Photo/Illutration The departure lobby for a chartered flight to Japan at an airport in Wuhan on the evening of Feb. 16 (Provided by a man in Wuhan)

BEIJING--With his pregnant wife due to give birth soon, a Japanese man had to decide on returning with her to Japan on his government's last chartered flight out of Wuhan.

“Stay or leave, it's full of difficulties," the man said, before boarding the aircraft in Wuhan, the epicenter of the deadly COVID-19 outbreak. "The real challenge is yet to come.”

The man and his family were among the 65 people who returned to Japan on the flight on Feb. 17.

A government official said many of the returnees were forced to make an agonizing choice between work and family issues before returning. 

For the Japanese citizen in his 30s, who owns a business in Wuhan, the decision also was not easy.

But after much agonizing, he headed to an airport in Wuhan on the afternoon of Feb. 16 with his wife, who is in her 30s, and their 3-year-old son--both Chinese nationals.

His relative gave them a lift to the airport.

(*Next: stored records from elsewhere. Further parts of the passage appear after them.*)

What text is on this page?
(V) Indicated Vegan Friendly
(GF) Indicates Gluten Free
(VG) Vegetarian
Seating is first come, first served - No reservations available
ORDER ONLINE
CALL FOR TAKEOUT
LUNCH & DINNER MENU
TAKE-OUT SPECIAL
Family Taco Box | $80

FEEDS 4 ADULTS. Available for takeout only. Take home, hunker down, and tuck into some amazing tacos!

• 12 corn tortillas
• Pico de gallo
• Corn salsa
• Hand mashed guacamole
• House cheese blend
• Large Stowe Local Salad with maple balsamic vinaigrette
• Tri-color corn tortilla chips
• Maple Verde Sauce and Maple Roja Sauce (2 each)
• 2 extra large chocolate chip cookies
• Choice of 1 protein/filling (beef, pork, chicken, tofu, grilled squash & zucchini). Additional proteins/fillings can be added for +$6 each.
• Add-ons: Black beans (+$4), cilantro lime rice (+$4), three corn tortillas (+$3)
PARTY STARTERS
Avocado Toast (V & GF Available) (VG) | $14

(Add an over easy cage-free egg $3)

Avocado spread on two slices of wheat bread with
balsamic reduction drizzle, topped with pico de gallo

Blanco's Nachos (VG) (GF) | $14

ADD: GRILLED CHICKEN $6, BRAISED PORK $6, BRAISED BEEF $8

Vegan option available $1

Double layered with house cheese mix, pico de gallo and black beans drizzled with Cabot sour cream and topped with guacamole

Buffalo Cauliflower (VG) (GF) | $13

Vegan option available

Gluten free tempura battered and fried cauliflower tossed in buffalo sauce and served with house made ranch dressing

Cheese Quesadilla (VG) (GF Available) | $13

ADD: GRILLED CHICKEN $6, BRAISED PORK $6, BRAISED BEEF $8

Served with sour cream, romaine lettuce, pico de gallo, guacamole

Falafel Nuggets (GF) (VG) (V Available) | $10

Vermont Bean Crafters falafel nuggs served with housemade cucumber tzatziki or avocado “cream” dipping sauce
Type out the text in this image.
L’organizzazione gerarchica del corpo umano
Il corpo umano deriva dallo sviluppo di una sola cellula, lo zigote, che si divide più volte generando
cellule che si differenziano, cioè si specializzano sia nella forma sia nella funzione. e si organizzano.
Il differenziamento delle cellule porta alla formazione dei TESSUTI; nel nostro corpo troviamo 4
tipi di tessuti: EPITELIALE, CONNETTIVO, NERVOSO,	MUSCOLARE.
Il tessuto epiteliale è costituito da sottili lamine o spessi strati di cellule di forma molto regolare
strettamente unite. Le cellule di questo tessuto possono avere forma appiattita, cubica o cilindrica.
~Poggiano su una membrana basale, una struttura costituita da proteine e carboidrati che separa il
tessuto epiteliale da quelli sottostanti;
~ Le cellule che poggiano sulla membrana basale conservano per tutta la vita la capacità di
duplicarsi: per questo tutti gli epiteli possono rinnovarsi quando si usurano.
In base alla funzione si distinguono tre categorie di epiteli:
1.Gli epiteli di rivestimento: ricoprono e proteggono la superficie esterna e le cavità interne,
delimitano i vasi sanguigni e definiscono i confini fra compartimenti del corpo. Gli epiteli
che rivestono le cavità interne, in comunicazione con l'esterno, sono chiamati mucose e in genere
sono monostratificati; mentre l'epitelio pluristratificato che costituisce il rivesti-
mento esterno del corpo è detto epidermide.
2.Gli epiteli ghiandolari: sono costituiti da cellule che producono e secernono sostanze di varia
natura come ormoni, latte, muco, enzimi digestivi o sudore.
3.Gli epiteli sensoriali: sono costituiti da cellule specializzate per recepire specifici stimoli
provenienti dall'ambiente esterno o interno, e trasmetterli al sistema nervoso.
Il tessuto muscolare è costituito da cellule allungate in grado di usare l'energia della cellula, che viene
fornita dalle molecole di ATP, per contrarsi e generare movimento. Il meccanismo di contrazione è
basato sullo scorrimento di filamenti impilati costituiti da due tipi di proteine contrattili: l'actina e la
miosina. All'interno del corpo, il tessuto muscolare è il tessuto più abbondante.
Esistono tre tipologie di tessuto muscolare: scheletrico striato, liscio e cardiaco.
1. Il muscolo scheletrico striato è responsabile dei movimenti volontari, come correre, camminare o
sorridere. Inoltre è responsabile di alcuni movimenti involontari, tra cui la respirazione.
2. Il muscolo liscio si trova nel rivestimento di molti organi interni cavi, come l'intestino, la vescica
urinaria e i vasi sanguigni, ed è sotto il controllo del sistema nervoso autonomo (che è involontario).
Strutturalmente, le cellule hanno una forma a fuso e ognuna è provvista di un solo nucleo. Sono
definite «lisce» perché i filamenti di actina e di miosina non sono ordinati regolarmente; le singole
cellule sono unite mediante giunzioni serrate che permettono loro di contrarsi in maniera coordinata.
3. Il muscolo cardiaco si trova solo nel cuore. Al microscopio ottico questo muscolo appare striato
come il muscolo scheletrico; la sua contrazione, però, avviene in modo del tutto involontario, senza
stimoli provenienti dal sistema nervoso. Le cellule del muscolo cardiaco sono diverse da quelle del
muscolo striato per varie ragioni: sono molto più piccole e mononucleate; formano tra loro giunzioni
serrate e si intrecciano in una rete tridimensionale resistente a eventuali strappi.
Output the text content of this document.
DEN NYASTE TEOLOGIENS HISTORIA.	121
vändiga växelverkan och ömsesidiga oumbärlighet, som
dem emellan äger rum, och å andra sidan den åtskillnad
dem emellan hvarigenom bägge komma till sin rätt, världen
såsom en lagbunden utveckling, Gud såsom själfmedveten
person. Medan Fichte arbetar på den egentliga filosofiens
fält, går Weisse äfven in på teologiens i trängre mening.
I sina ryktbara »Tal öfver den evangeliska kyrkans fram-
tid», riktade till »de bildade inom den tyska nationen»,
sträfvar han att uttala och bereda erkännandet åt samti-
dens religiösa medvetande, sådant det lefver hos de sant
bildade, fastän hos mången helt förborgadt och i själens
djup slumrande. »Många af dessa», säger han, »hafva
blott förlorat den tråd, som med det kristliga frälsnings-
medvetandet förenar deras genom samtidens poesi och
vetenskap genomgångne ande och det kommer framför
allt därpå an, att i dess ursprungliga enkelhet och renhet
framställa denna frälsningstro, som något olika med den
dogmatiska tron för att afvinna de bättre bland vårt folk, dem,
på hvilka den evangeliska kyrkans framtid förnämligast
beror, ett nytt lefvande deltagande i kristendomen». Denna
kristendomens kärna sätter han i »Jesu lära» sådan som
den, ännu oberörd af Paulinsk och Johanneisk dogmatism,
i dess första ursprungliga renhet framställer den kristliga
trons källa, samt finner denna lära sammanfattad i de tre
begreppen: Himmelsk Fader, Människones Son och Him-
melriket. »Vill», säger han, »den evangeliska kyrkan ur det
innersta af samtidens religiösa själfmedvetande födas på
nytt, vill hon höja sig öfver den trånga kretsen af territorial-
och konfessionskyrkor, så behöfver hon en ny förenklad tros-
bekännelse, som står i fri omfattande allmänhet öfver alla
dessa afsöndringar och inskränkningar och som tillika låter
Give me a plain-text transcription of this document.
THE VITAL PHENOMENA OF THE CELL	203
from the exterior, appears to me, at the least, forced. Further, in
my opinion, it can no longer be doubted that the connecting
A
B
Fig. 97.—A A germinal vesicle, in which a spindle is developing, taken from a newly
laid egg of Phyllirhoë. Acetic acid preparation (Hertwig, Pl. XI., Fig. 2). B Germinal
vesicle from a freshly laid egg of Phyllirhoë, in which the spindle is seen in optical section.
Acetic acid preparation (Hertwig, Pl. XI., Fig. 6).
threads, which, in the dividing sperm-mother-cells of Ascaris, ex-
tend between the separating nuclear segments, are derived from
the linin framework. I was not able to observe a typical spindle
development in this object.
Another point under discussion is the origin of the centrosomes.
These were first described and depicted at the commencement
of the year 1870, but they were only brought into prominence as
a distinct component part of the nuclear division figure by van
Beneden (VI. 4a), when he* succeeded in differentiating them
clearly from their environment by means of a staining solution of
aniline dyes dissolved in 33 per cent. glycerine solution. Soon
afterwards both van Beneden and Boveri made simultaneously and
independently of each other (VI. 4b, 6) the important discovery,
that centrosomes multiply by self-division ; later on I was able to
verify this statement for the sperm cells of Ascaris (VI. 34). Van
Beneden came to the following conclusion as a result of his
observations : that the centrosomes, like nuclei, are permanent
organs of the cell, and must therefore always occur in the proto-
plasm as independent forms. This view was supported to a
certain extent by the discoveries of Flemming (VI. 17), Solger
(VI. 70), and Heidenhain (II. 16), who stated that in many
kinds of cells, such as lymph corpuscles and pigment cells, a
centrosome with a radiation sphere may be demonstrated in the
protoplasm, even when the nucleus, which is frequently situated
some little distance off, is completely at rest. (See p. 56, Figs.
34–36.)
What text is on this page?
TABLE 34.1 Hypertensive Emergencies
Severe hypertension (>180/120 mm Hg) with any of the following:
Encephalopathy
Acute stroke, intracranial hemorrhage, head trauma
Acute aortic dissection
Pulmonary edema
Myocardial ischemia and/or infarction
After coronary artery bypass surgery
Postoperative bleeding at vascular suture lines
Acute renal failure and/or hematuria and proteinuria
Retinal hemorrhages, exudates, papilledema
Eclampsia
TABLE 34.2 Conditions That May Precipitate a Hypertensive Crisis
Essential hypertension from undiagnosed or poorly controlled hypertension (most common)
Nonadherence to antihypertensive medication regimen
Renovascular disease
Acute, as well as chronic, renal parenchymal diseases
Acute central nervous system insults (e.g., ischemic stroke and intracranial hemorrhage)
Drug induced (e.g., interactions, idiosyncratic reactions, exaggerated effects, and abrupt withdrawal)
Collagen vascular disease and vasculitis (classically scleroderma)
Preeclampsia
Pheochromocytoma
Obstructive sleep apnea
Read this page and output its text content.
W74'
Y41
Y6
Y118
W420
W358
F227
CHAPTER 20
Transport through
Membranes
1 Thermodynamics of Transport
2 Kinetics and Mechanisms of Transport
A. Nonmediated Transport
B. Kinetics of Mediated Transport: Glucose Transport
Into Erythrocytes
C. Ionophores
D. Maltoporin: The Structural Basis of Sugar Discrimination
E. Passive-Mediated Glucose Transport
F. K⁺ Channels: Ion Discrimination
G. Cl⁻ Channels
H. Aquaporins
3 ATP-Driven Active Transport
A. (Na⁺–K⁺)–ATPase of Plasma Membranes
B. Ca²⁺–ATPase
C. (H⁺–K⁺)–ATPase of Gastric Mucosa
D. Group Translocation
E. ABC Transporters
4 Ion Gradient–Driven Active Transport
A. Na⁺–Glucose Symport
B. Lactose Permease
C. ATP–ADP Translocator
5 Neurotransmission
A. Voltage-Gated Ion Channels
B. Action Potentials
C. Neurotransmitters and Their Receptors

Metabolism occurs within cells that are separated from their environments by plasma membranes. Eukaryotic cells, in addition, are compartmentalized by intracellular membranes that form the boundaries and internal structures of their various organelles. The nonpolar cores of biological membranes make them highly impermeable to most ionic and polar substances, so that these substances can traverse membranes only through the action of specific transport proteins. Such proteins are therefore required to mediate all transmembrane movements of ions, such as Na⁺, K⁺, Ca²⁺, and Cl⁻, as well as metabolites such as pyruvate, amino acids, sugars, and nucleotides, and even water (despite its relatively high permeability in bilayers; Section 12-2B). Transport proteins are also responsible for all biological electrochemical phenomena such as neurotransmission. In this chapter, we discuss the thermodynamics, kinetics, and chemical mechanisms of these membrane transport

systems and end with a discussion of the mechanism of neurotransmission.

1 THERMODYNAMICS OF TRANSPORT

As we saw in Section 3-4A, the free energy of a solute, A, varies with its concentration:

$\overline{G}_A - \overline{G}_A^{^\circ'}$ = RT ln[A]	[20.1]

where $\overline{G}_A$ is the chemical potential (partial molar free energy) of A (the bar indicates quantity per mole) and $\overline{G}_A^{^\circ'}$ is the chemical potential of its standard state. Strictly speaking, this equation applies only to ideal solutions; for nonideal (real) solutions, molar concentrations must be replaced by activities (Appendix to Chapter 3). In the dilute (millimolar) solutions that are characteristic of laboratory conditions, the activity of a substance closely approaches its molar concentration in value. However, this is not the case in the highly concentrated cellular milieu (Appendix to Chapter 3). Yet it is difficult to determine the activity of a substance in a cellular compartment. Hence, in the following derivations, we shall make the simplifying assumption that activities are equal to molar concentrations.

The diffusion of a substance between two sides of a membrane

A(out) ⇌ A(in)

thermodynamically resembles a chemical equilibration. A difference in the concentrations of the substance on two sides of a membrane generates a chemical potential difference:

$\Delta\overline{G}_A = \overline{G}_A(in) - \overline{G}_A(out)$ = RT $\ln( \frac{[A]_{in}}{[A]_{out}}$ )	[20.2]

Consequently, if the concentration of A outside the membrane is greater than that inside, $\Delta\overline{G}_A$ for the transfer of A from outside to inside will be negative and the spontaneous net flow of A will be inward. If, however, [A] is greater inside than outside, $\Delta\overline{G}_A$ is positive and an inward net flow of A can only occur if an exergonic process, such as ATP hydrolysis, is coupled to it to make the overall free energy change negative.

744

Strict restrictions on movement have been imposed in Hubei province where Wuhan is located since Jan. 23, leaving the city basically sealed off.

At the end of January when the Japanese government began arranging chartered flights for Japanese expats in Wuhan to return home, the man sought to take the opportunity with his family.

Then he heard that only Japanese nationals would be allowed and the government might not allow Chinese family members to board the aircraft.

The man withdrew his request to take a chartered flight, thinking, “I cannot go back and leave my family here.”

The Japanese government continued negotiating with its Chinese counterpart to allow Chinese nationals who are spouses and children of Japanese citizens to come to Japan.

Finally, on the government’s fourth chartered flight that took off from Wuhan on Feb. 7, Chinese spouses and children were given permission to board.

Still, the man couldn’t make up his mind.

His wife was eight months pregnant. Originally, the family was planning to have her give birth in Japan where the medical system is better than in China.

He was planning to obtain a residence permit for his wife and son and return to Japan on Feb. 10.

However, even if they were allowed on a chartered flight, he was unsure how long his wife and child could stay in Japan without the permit.

If they ended up returning to China for the childbirth, the burden on his wife and their baby would be even greater.

Her due date was approaching.

Since the province was under a lockdown, his wife was worried about becoming infected with the coronavirus and could not even go to the hospital for a regular checkup.

In the meantime, the number of infected in the province increased day by day.

“Let’s just return to Japan,” the man decided on Feb. 11, filing a request with the government again.

However, the decision didn’t bring him peace of mind. The returnees are expected to be quarantined for 14 days in Japan.

His concerns included if his wife would remain healthy during the quarantine period; if there would be a hospital to take her in; and if the family would suffer mistreatment or discrimination because they came from Wuhan.

The chartered flight took off from Tokyo’s Haneda Airport on the evening of Feb. 16 for Wuhan. It arrived back at Haneda Airport on the early morning of Feb. 17 carrying 36 Japanese nationals and 29 Chinese nationals. 

So far, the government has arranged for five chartered flights that have brought back a total of 828 people to Japan.

Doctors and quarantine officers were expected to conduct examinations on the 65 passengers inside the aircraft on the fifth chartered flight. The passengers will then be transported to government-arranged accommodations in Tokyo and other areas where they will stay during the quarantine period.

The government doesn't plan at the moment to send another chartered flight to China to bring Japanese citizens and others to Japan.